In a commentary published in Science Translational Medicine, Robert Hall, a microbiologist at the National Institute of Allergy and Infectious Diseases who did not take part in the new research, remarked that both studies “draw attention” to the intestine “as a competitive environment that can be manipulated to increase resistance to infection.” This could potentially reduce the need for antibiotics, Hall says, and thus minimize the risk of causing increased antibiotic resistance in cholera. The new idea of probiotic vaccines and carefully targeted probiotics could potentially lead to new ways of managing other bacterial infections as well, including Escherichia coli and Clostridium difficle, without relying on antibiotics.

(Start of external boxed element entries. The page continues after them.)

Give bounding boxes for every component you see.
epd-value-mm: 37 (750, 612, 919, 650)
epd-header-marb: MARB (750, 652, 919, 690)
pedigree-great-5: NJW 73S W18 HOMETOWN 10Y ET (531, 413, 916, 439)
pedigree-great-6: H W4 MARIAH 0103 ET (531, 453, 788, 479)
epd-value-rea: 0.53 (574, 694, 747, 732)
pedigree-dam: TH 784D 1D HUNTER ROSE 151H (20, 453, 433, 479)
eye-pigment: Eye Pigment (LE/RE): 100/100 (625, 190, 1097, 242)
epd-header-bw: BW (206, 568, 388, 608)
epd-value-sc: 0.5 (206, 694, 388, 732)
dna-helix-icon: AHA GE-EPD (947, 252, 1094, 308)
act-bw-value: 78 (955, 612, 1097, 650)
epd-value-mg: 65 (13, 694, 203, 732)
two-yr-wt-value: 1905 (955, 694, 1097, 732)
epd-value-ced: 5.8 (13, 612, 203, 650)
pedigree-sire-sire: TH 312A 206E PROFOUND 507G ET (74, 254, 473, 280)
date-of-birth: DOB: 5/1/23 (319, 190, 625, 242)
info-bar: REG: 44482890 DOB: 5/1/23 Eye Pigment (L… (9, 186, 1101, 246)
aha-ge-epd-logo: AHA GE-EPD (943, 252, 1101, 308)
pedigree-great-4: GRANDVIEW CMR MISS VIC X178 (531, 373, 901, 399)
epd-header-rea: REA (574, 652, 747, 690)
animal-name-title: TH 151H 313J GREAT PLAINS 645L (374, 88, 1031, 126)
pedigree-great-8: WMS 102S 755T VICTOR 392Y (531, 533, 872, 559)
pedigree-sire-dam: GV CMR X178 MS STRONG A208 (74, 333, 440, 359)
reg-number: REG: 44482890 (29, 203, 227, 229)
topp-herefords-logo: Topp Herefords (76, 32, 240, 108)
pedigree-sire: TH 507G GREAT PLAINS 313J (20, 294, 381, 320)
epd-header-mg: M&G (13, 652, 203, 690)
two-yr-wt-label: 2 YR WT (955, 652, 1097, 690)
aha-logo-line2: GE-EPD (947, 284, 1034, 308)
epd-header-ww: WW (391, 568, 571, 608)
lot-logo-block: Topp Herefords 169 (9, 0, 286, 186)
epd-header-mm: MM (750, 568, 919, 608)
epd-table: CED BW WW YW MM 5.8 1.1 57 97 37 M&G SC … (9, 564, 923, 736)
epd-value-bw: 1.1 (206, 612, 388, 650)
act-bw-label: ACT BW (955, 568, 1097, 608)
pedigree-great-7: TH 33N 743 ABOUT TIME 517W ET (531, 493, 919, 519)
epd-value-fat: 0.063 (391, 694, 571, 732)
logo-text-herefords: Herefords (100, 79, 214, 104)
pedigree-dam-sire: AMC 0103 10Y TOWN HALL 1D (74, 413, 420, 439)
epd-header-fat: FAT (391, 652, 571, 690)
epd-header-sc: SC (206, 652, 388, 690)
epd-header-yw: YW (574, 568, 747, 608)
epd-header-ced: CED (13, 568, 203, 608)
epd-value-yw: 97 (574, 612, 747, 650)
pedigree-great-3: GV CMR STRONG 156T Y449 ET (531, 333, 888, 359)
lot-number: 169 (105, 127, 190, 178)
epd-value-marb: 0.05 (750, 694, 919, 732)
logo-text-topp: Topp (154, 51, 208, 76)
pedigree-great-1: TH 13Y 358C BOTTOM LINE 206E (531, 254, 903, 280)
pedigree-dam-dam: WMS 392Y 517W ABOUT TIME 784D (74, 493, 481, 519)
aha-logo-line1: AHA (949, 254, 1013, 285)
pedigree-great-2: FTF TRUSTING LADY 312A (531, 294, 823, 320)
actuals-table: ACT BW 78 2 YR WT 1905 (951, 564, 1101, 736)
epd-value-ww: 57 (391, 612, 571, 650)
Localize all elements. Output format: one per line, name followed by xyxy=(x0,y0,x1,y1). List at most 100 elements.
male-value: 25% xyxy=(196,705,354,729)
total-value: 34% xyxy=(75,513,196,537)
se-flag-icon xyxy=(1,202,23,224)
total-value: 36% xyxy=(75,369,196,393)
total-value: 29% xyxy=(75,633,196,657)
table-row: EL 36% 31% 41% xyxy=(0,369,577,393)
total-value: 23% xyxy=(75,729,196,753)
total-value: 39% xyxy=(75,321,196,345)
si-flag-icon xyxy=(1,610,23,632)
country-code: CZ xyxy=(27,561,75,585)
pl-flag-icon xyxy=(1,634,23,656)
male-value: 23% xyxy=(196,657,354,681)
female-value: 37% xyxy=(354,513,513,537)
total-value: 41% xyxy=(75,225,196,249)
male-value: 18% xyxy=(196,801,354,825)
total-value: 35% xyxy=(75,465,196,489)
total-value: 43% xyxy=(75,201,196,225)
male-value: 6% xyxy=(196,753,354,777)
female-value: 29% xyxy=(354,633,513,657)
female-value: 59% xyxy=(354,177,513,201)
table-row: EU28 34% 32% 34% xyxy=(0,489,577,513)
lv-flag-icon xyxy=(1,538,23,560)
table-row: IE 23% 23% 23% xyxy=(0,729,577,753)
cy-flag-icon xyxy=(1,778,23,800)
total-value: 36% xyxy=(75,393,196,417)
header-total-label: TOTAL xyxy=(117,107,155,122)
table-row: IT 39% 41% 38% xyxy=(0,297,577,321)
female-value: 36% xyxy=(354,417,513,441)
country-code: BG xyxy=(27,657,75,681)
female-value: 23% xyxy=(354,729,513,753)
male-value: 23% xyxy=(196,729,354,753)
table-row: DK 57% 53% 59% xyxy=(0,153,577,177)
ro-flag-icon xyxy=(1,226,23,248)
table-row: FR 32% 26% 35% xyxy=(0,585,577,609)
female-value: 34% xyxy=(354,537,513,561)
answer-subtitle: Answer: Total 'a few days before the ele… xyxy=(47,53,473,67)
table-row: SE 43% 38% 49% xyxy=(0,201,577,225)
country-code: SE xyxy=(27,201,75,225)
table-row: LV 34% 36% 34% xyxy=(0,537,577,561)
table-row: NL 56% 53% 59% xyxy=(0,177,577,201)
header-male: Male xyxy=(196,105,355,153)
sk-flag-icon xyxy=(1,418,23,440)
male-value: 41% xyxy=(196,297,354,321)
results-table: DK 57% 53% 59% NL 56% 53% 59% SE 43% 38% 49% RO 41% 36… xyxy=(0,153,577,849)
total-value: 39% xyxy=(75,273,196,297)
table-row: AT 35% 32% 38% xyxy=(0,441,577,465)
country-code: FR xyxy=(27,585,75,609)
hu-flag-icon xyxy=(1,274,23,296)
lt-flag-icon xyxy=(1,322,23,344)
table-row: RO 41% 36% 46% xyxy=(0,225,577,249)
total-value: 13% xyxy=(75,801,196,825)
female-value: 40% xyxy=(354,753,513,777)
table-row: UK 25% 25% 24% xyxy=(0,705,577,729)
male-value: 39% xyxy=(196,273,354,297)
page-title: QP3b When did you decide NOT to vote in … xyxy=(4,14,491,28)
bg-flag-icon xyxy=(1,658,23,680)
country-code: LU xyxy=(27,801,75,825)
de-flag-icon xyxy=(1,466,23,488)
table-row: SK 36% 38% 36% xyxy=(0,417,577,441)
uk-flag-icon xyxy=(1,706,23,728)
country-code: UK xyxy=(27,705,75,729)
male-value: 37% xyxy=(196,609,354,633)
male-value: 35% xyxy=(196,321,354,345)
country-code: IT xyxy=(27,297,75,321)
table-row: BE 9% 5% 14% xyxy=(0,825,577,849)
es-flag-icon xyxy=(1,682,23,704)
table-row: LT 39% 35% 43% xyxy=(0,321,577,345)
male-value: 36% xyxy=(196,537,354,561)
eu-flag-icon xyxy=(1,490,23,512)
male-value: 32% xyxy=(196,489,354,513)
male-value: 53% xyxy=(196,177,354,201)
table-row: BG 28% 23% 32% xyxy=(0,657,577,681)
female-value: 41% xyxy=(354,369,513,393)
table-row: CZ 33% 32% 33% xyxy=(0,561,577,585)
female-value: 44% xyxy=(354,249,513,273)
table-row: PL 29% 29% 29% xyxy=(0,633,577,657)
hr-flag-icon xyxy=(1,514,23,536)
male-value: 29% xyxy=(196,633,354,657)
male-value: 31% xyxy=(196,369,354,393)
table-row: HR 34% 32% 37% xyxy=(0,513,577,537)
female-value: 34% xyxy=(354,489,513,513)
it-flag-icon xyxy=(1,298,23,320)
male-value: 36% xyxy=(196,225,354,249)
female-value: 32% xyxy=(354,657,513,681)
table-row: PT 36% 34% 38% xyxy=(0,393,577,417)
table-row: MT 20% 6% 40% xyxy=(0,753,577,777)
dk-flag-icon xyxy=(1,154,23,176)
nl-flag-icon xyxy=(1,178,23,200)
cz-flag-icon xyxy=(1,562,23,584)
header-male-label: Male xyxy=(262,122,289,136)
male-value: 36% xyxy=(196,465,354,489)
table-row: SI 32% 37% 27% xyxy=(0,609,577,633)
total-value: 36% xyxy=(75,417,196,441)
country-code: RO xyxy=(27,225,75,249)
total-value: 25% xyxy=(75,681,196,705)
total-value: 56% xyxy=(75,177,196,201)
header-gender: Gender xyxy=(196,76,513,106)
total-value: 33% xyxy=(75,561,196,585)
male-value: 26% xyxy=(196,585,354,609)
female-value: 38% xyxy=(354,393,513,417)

The work on HaitiV also raises the question of whether Vaxchora, an existing live vaccine against cholera approved by the U.S. Food and Drug Administration in 2016, might likewise produce an immediate probiotic resistance to cholera. If so, that might expand the use of the existing vaccine for short-term protection against cholera in an outbreak. Vaxchora has never been tested for that rapid effect because no one ever thought to test a vaccine in the days before immunity develops, Hall says. He cautions, however, that Vaxchora is based on an older cholera strain that may colonize less aggressively, possibly reducing its ability to outcompete wild cholera in the small intestine.
“The history of cholera is one of amazing scientific advances and great optimism,” Hall says. “But cholera is vicious and really punishes complacency. So it is really excellent that these research groups come up with creative new ideas. Having contingency plans for dealing with cholera is something we will be profoundly grateful for as cholera continues to spring its nasty surprises on us.”